Is There Room For Failure?

I want to introduce you to another friend of Consumed….Mr. Tim Benedict. He will contribute to this site from time to time. Tim truly resonates with the message of life and has been an ally to Consumed. He led a group of men from Northeast PA in a Fully Alive Group and saw God work in amazing ways. I broke my personal rule about double blogging (sorry Abs) because the entry below is beneficial for you to read. So here it is…”Is there Room For Failure?”

I enjoyed a long conversation with a close friend of mine this week. I walked away from this conversation reflecting on something that ruffled the ‘force’ a little for me this week. It’s an expectation that almost bothers me, that is if I didn’t find it within me from time to time. I guess I’d call it the expectation of ‘perfection,’ or maybe overall-progress. It’s the expectation that came out of the industrial revolution–the promise that our intellectual abilities and skills could only lead us to amazing progress, if not earthly perfection. But history in a nutshell only proves this promise wrong, brutally wrong–or at least forgot to mention that this ‘perfection’ would only come at the cost of selling our soul to the Devil. What I mean is that it’s hard to define recent ‘human’ history as ‘progress.’ Thus, we live in the days of great mistrust of these promises–the alienation couldn’t be deeper. And on and on we could go.

But not to many of us live there. So let me explain where we do live, or at least where my journey has been so far. Christianity. Church. Bible Colleges. Ministry. The Christian life. The goal? Progress. The expectation? Progress. The Measure of progress? Progress. What is progress? Success. What is success? Growth. The enemy? Failure. You see, the promise affected Christianity too.

Is there room for failure? Sadly, not really. Christianity rejects pastors who fail to start churches and turn them into megachurches, emerging churches, matchbox churches, small group churches, or any other textbook organization. People who fail aren’t given contracts to write books. They aren’t selected to join Evangelical Theological Society. They don’t get to join the clubs.

And that’s sad, if not depressing. Because people who know failure seem to change the world. They can become men and women–real men and women. And my favorite one is, God seems to think so too. If you think I’m full of it tonight, check out Paul’s thoughts in his letter to the Philippians. Somehow I doubt that to Church Growth experts, sharing Christ’s sufferings would be characterized by “success” or “progress.” And for some reason, this whole loss thing seemed to really be precious to Paul, and others like Peter and John.

So, maybe we need to redefine success. Maybe Church-Growth Experts needs to re-examine what growth looks like. Maybe we need to stop being so hard on each other when we don’t live up to expectations, and when we fail.
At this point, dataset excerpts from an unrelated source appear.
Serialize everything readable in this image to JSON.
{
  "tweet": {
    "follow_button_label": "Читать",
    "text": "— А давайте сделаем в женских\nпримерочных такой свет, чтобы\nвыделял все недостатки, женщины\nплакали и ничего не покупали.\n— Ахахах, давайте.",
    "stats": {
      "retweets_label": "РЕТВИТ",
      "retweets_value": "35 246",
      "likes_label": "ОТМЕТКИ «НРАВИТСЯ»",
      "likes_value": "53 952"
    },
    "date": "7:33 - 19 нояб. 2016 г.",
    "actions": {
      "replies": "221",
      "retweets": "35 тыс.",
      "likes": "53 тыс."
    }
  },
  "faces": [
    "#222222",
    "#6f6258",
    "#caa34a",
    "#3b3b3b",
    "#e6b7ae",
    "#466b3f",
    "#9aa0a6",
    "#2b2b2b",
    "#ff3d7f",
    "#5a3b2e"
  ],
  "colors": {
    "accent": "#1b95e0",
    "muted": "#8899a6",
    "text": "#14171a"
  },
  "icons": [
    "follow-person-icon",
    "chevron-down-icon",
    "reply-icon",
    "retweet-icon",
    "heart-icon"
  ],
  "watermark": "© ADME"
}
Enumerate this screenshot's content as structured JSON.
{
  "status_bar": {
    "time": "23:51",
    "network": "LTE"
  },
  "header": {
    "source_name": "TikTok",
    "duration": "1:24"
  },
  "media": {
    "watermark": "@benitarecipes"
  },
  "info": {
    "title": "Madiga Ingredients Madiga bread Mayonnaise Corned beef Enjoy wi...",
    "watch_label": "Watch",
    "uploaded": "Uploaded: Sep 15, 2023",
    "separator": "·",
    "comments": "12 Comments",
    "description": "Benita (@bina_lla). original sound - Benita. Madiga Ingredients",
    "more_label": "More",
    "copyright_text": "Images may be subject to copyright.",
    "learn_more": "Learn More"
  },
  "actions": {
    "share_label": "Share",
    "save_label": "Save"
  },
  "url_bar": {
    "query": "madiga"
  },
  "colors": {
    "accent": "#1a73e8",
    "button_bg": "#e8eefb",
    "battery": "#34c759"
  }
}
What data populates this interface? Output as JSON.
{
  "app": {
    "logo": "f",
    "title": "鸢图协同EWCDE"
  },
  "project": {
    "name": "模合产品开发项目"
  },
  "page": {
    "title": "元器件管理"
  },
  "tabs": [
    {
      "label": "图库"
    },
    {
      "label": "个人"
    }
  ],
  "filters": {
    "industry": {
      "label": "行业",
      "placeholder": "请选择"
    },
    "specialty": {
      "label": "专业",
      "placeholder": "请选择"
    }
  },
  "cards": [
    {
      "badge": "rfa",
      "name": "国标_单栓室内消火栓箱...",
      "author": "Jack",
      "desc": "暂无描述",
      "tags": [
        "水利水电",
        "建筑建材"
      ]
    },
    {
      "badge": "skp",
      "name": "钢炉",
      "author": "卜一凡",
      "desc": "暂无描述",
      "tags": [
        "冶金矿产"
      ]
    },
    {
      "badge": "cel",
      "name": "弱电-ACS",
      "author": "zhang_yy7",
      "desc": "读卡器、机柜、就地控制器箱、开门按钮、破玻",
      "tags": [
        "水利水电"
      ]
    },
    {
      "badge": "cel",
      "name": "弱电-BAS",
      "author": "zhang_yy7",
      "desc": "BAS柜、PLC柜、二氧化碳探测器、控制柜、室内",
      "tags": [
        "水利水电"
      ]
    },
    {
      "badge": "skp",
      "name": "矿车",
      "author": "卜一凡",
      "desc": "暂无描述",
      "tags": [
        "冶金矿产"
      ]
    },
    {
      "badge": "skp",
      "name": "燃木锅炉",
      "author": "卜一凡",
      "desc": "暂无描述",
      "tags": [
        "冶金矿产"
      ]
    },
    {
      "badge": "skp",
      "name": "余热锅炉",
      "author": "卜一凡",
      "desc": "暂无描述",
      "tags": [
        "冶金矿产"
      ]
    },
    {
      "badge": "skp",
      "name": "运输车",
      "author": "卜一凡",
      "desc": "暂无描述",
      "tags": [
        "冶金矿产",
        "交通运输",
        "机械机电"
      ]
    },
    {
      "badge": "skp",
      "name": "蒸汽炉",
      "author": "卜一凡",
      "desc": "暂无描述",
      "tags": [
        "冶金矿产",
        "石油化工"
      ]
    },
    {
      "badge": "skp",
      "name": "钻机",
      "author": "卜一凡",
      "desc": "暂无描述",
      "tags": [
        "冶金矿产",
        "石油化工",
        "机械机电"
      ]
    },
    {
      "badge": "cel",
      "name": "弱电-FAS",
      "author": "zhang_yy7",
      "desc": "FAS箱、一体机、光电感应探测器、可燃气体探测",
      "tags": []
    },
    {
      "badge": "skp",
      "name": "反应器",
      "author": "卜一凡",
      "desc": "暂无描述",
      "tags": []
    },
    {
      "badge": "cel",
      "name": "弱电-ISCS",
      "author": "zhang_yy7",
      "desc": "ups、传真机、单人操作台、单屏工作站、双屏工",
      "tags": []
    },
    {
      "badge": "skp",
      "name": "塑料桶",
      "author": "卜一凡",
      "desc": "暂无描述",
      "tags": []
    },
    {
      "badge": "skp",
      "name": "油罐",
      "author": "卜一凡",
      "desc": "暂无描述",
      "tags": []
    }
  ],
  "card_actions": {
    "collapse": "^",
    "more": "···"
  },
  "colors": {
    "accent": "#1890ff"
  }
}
Maybe we should expect hardships, difficulties, trials, even failure in our journeys.

What if failure is actually the crucible in which true, godly character is formed in the children of God. What if this whole journey thing is about learning, and not about achieving progress. Do you think maybe we need to walk by faith into the future, so that when our endeavors seem to be a failure to everyone around us, we can have courage to keep moving and speaking into the future? It’s funny that when we fail, we need people the most. Maybe God’s trying to get our attention. I hope He’s got mine for more than five minutes tonight.